Ambassador of Russia to Romania
- Incumbent
- Assumed office 20 June 2024
- Preceded by: Valery Kuzmin

Ambassador of Russia to Estonia
- In office 14 December 2021 – 31 March 2023
- Preceded by: Aleksandr Petrov

Personal details
- Born: Vladimir Georgyevich Lipayev 6 February 1959 (age 67) Soviet Union

= Vladimir Lipayev =

Russian ambassador

Vladimir Georgyevich Lipayev (Russian: Владимир Георгиевич Липаев; born on 6 February 1959), is a Russian diplomat who has served as the ambassador to Romania since June 2024. He had served as the last ambassador to Estonia from 2021 to 2023.

In January 2023, he was declared persona non-grata by the Estonian government.

He was admitted to the Floreasca Hospital on the New Year’s Eve in 2024 to 2025.

==Biography==

Lipayev was born on 6 February 1959.

He graduated from the Moscow State Institute of International Relations (MGIMO) of the USSR Ministry of Foreign Affairs in 1981. He has been in diplomatic work since 1981. He can speaks German, English and French.

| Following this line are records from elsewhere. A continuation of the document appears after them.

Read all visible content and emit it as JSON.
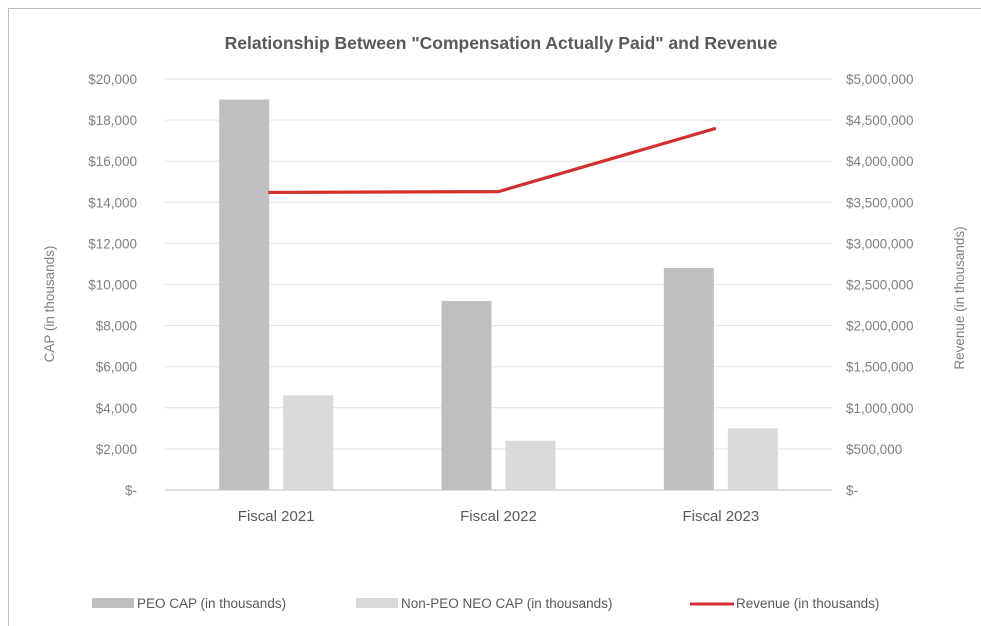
{
  "chart_data": {
    "type": "bar",
    "title": "Relationship Between \"Compensation Actually Paid\" and Revenue",
    "categories": [
      "Fiscal 2021",
      "Fiscal 2022",
      "Fiscal 2023"
    ],
    "series": [
      {
        "name": "PEO CAP (in thousands)",
        "type": "bar",
        "axis": "left",
        "color": "#bfbfbf",
        "values": [
          19000,
          9200,
          10800
        ]
      },
      {
        "name": "Non-PEO NEO CAP (in thousands)",
        "type": "bar",
        "axis": "left",
        "color": "#d9d9d9",
        "values": [
          4600,
          2400,
          3000
        ]
      },
      {
        "name": "Revenue (in thousands)",
        "type": "line",
        "axis": "right",
        "color": "#d32f2f",
        "values": [
          3620000,
          3630000,
          4400000
        ]
      }
    ],
    "ylabel": "CAP (in thousands)",
    "y2label": "Revenue (in thousands)",
    "ylim": [
      0,
      20000
    ],
    "y2lim": [
      0,
      5000000
    ],
    "yticks": [
      "$-",
      "$2,000",
      "$4,000",
      "$6,000",
      "$8,000",
      "$10,000",
      "$12,000",
      "$14,000",
      "$16,000",
      "$18,000",
      "$20,000"
    ],
    "y2ticks": [
      "$-",
      "$500,000",
      "$1,000,000",
      "$1,500,000",
      "$2,000,000",
      "$2,500,000",
      "$3,000,000",
      "$3,500,000",
      "$4,000,000",
      "$4,500,000",
      "$5,000,000"
    ],
    "grid": true,
    "legend": "bottom"
  }
}
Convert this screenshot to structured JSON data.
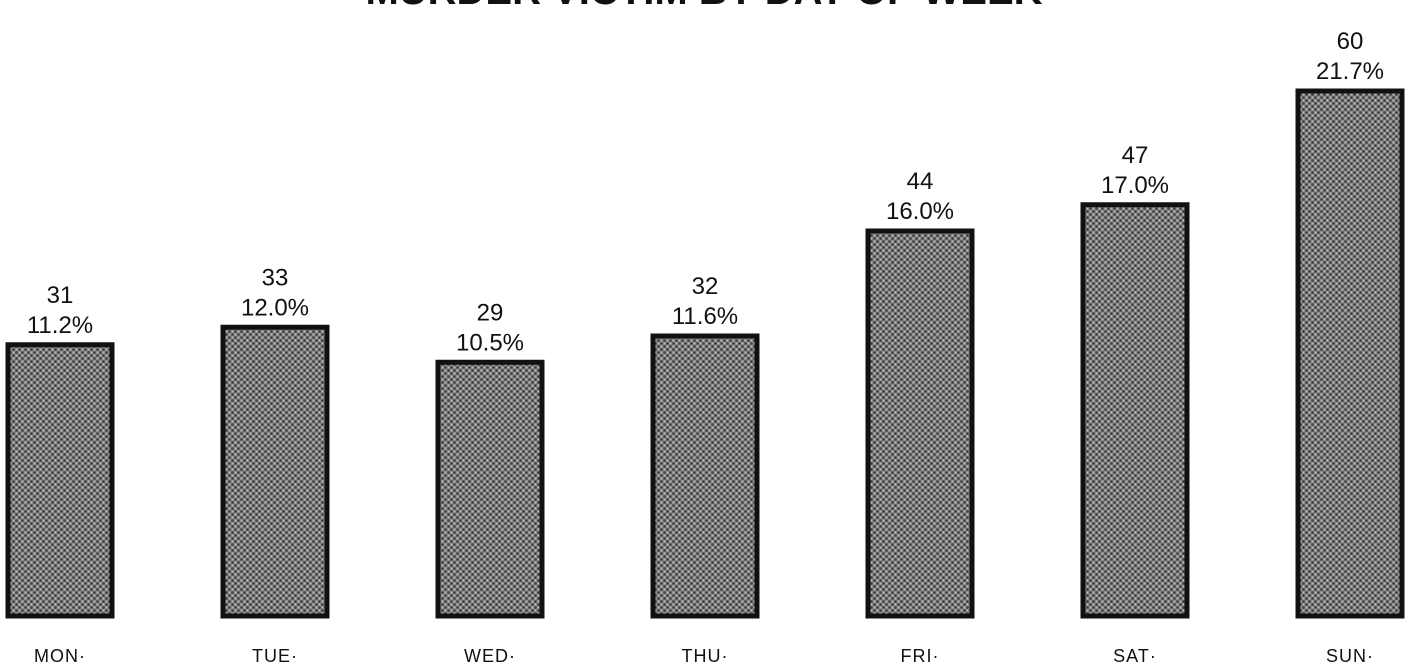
{
  "chart_data": {
    "type": "bar",
    "title": "MURDER VICTIM BY DAY OF WEEK",
    "categories": [
      "MON",
      "TUE",
      "WED",
      "THU",
      "FRI",
      "SAT",
      "SUN"
    ],
    "values": [
      31,
      33,
      29,
      32,
      44,
      47,
      60
    ],
    "percent_labels": [
      "11.2%",
      "12.0%",
      "10.5%",
      "11.6%",
      "16.0%",
      "17.0%",
      "21.7%"
    ],
    "category_suffix": "·",
    "xlabel": "",
    "ylabel": "",
    "ylim": [
      0,
      60
    ],
    "grid": false,
    "legend": "none",
    "bar_fill": "#8a8a8a",
    "bar_edge": "#111111",
    "text_color": "#111111"
  }
}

From 1997 to 2001, he was an adviser at the Russian Embassy in Norway.

From 2004 to 2007, he was deputy director of the personnel department of the Russian Foreign Ministry.

From 2007 to 2011, he was Consul General of Russia in Frankfurt am Main in Germany.

From 2011 to 2021, he was deputy director of the personnel department of the Russian Foreign Ministry.

On 14 December 2021, Lipayev became the ambassador to Estonia.

On 23 January 2023, Lipayev's expulsion from Estonia until February 7 was announced in response to Russia's expulsion of the Estonian ambassador to Russia, Margus Laidre.

On 31 March, Lipayev left office as ambassador.

From 16 April 2024, Lipayev became the ambassador to Romania.